Three-Plane-assembled Deep Learning Segmentation of Gliomas.

Purpose: To design a computational method for automatic brain glioma segmentation of multimodal MRI scans with high efficiency and accuracy.

Materials And Methods: The 2018 Multimodal Brain Tumor Segmentation Challenge (BraTS) dataset was used in this study, consisting of routine clinically acquired preoperative multimodal MRI scans. Three subregions of glioma-the necrotic and nonenhancing tumor core, the peritumoral edema, and the contrast-enhancing tumor-were manually labeled by experienced radiologists. Two-dimensional U-Net models were built using a three-plane-assembled approach to segment three subregions individually (three-region model) or to segment only the whole tumor (WT) region (WT-only model). The term means that coronal and sagittal images were generated by reformatting the original axial images. The model performance for each case was evaluated in three classes: enhancing tumor (ET), tumor core (TC), and WT.

Results: On the internal unseen testing dataset split from the 2018 BraTS training dataset, the proposed models achieved mean Sørensen-Dice scores of 0.80, 0.84, and 0.91, respectively, for ET, TC, and WT. On the BraTS validation dataset, the proposed models achieved mean 95% Hausdorff distances of 3.1 mm, 7.0 mm, and 5.0 mm, respectively, for ET, TC, and WT and mean Sørensen-Dice scores of 0.80, 0.83, and 0.91, respectively, for ET, TC, and WT. On the BraTS testing dataset, the proposed models ranked fourth out of 61 teams.

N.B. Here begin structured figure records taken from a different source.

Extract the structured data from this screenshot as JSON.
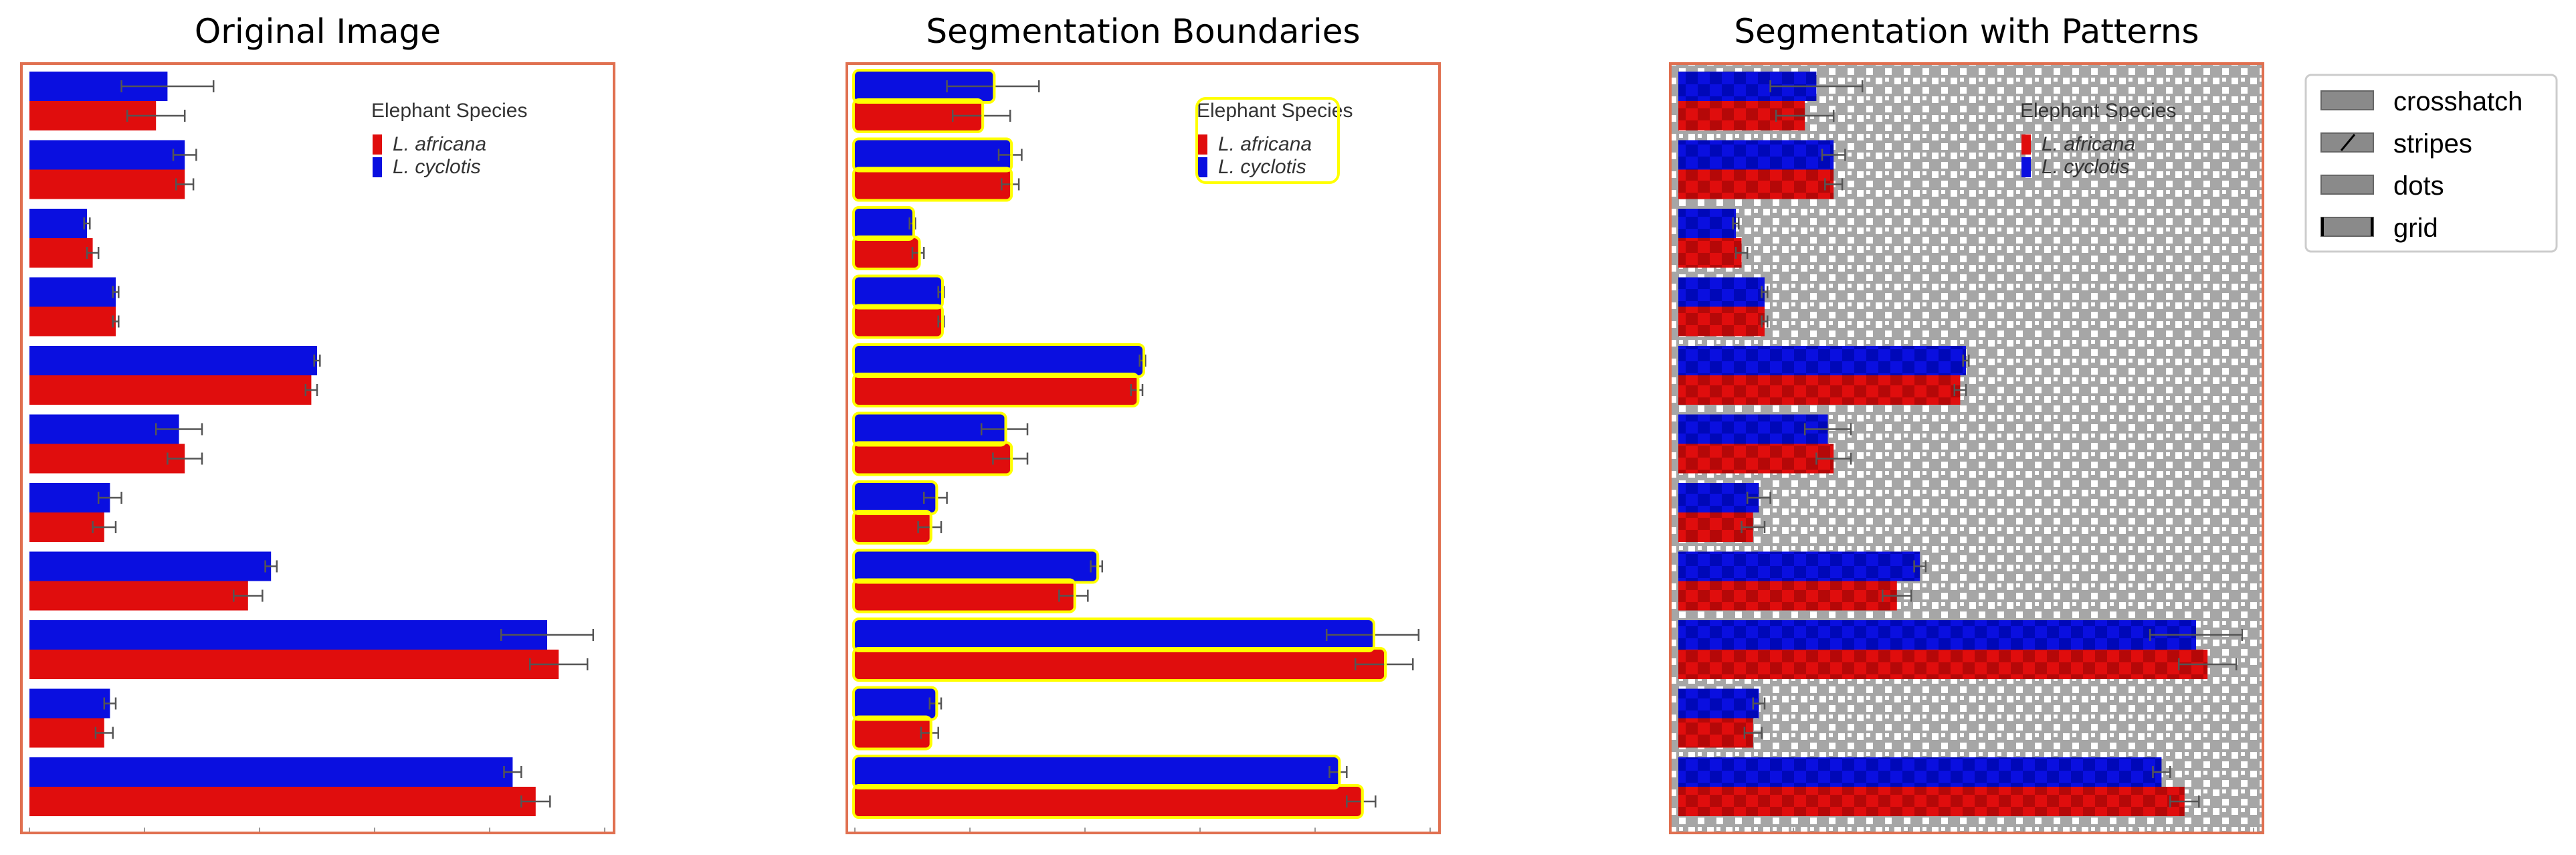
{
  "panels": [
    {
      "title": "Original Image"
    },
    {
      "title": "Segmentation Boundaries"
    },
    {
      "title": "Segmentation with Patterns"
    }
  ],
  "inner_legend": {
    "title": "Elephant Species",
    "entries": [
      {
        "label": "L. africana",
        "color": "#e00d0d"
      },
      {
        "label": "L. cyclotis",
        "color": "#0a0fe0"
      }
    ]
  },
  "pattern_legend": {
    "entries": [
      {
        "label": "crosshatch"
      },
      {
        "label": "stripes"
      },
      {
        "label": "dots"
      },
      {
        "label": "grid"
      }
    ]
  },
  "colors": {
    "africana": "#e00d0d",
    "cyclotis": "#0a0fe0",
    "frame": "#e07050",
    "boundary": "#ffff00",
    "pattern_gray": "#a6a6a6",
    "errorbar": "#555555"
  },
  "chart_data": {
    "type": "bar",
    "orientation": "horizontal",
    "xlim": [
      0,
      100
    ],
    "series": [
      {
        "name": "L. africana",
        "values": [
          22,
          27,
          11,
          15,
          49,
          27,
          13,
          38,
          92,
          13,
          88
        ],
        "errors": [
          5,
          1.5,
          1,
          0.5,
          1,
          3,
          2,
          2.5,
          5,
          1.5,
          2.5
        ]
      },
      {
        "name": "L. cyclotis",
        "values": [
          24,
          27,
          10,
          15,
          50,
          26,
          14,
          42,
          90,
          14,
          84
        ],
        "errors": [
          8,
          2,
          0.5,
          0.5,
          0.5,
          4,
          2,
          1,
          8,
          1,
          1.5
        ]
      }
    ]
  }
}
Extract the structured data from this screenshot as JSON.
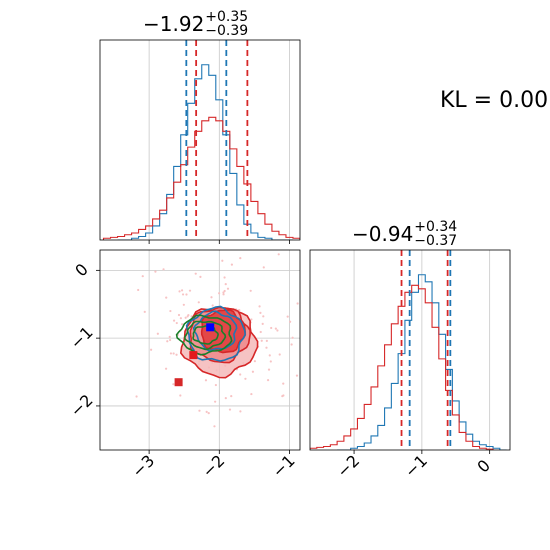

The source code is available at .

Conclusion: This deep learning method consistently segmented subregions of brain glioma with high accuracy, efficiency, reliability, and generalization ability on screening images from a large population, and it can be efficiently implemented in clinical practice to assist neuro-oncologists or radiologists. © RSNA, 2020.